Гай лишь слегка приоткрыл дверь, но Бруно распахнул ее настежь, прорвался, спотыкаясь, в гостиную и рухнул на диван. Гай замер над ним — сначала гнев, потом омерзение сковали ему язык. Жирный, красный затылок Бруно выпирал из воротника. Он казался скорее даже не пьяным, а раздутым, словно ядовитые соки смерти пропитали всю его плоть, даже глубокие впадины глазниц, отчего серые, налитые кровью глаза казались неестественно выпученными. Бруно глянул на него снизу вверх. Гай пошел к телефону вызывать такси.

— Гай, кто это там? — прошептала Энн с лестницы.

— Чарльз Бруно. Совсем пьяный.

— Нет, не пьяный! — внезапно воспротивился тот.

Энн спустилась на несколько ступенек и увидела Бруно.

— Может, мы сразу отведем его наверх?

— Ему тут нечего делать. — Гай рылся в телефонной книге, искал номер какого-нибудь таксопарка.

— Ес-с-сть чего! — зашипел Бруно, как проколотая шина.

Гай обернулся. Бруно смотрел на него одним глазом, и глаз этот был единственным, что еще жило на отекшем, омертвевшем лице. Бруно заунывно бормотал что-то себе под нос.

— Что он такое говорит? — Энн ближе подошла к Гаю.

Гай подскочил к Бруно и сгреб его за воротник рубашки. Нечленораздельное, мерное мычание действовало на нервы. Он попытался поднять Бруно, но тот только пускал слюни прямо ему в ладони.

— Вставай и убирайся отсюда!

И тут он услышал:

— А я все ей расскажу — я все ей расскажу — я все ей расскажу — я все ей расскажу, — бубнил Бруно, и дикий, налитый кровью глаз сверлил Гая. — Не гони меня, я все ей расскажу — я все…

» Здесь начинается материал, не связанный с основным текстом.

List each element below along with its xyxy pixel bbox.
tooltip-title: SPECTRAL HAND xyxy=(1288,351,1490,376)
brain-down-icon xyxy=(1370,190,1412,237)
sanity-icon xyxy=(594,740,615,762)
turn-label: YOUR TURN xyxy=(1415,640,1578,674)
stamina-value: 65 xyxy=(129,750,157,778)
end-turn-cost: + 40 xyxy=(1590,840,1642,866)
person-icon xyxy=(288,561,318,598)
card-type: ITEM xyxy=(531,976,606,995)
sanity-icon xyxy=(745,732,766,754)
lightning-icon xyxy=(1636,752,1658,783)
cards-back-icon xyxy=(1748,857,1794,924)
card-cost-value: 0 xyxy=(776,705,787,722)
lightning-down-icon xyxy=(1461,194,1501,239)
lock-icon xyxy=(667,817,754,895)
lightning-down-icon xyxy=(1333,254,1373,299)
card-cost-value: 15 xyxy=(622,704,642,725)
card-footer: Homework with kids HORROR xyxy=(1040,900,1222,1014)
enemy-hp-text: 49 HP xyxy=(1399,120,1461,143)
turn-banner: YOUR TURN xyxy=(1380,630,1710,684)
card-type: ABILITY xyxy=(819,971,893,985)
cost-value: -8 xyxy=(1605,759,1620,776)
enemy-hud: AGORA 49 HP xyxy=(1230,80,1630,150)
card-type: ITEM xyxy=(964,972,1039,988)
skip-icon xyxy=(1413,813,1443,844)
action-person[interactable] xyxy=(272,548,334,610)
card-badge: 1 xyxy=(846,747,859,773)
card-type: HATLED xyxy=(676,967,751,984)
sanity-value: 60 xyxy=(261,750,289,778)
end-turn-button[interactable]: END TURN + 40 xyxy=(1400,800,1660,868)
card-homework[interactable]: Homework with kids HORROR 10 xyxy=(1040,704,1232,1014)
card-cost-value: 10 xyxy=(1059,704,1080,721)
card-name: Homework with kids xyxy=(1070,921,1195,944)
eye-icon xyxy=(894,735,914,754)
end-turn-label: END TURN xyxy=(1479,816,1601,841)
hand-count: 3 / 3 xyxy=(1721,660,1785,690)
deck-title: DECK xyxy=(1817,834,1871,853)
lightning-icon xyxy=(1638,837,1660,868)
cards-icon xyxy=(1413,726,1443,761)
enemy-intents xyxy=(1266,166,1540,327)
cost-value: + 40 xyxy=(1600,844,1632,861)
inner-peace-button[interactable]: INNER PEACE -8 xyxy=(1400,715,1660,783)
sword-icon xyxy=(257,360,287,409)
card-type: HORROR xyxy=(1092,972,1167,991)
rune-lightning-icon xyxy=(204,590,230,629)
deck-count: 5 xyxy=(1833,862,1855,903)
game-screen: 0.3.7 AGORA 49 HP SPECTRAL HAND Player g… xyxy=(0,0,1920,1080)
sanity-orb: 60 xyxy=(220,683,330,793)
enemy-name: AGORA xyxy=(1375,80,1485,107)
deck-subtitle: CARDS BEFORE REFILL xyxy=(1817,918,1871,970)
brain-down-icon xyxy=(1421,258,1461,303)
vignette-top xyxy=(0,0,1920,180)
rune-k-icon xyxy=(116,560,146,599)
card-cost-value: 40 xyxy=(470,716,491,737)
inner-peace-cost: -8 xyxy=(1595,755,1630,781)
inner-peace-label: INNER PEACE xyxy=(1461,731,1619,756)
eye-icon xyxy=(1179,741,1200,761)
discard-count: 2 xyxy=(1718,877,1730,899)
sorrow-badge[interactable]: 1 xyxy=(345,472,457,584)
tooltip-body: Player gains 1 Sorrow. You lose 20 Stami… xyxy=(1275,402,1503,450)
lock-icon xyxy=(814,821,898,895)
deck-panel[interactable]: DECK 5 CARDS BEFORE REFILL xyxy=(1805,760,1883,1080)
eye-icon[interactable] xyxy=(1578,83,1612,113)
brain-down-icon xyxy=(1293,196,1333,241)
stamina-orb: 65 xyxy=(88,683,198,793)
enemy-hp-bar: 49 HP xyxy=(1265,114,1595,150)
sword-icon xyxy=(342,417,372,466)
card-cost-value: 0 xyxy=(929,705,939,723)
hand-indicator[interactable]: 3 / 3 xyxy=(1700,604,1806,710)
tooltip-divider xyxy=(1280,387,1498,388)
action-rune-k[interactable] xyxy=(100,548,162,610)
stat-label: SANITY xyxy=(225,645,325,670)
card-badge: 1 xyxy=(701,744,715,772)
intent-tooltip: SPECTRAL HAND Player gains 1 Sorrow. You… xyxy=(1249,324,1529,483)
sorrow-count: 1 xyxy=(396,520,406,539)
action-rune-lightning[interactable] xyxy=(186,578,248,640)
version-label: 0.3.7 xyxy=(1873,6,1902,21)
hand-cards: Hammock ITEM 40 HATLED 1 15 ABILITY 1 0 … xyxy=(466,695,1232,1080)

Гай с отвращением отдернул руки.

— В чем дело, Гай? Что он говорит?

— Я отведу его наверх, — сказал Гай.

Собрав все силы, он пытался взвалить Бруно к себе на плечо, но обмягшее тело не поддавалось, висело мертвым грузом. В конце концов Гай оставил его лежать поперек дивана. Сам подошел к окну. Снаружи не было видно никакой машины. Бруно точно с неба свалился. Он теперь уснул и спал совершенно бесшумно, а Гай сидел рядом, смотрел на него и курил.

Бруно проснулся в три часа утра и выпил пару стаканчиков, чтобы прийти в себя. Через несколько минут он принял почти нормальный облик — только в лице осталась некоторая одутловатость. Он был счастлив, что оказался в доме у Гая, и совершенно не помнил, как туда попал.

— Я имел с Джерардом еще одну схватку, — улыбнулся Бруно. — Целых три дня. Читал газеты?

— Нет.

— Ну, ты даешь, даже газет не читаешь! — мягко упрекнул Бруно. — Джерард пошел по ложному следу. Мой кореш — забулдыга, Мэтт Левин. У него нет алиби на ту ночь. Херберт думает, что это мог быть он. Три дня я провел со всеми троими на очной ставке. Мэтт может погореть на этом.

— Его могут казнить?

Бруно задумался, все с той же улыбкой.

— Казнить не казнят, но посадят. На нем уже две или три мокрухи. Копы будут рады заполучить его. — Бруно вздрогнул и допил свой стакан.

Гая так и подмывало схватить тяжелую пепельницу, стоящую перед ним, и вдребезги разбить, расплющить безобразно раздутую голову Бруно, ослабить, наконец, напряжение, которое, он чувствовал, будет расти и расти, пока он не убьет Бруно или самого себя. Он крепко, обеими руками, схватил Бруно за плечи.

— Ты уберешься, наконец? Клянусь тебе, это в последний раз!

— Нет, — сказал Бруно спокойно, безропотно, нисколько не сопротивляясь, с тем безразличием к боли и смерти, какое Гай наблюдал уже во время той давней драки в лесу.

Гай отнял руки, закрыл ими лицо и ладонями почувствовал, как оно дрожит.

— Если твоего Мэтта осудят, — прошептал Гай, — я им все расскажу.

— О, вряд ли. У них мало доказательств. Это, милый, все несерьезно! — Бруно ухмыльнулся. — Мэтт — подходящий тип в свете подстроенных улик. А ты был бы неподходящим типом в свете улик достоверных. Ты же важная птица, Гай, Господи ты Боже мой! — Бруно вынул что-то из кармана и протянул Гаю. — Мне это попалось на прошлой неделе. Как здорово, Гай.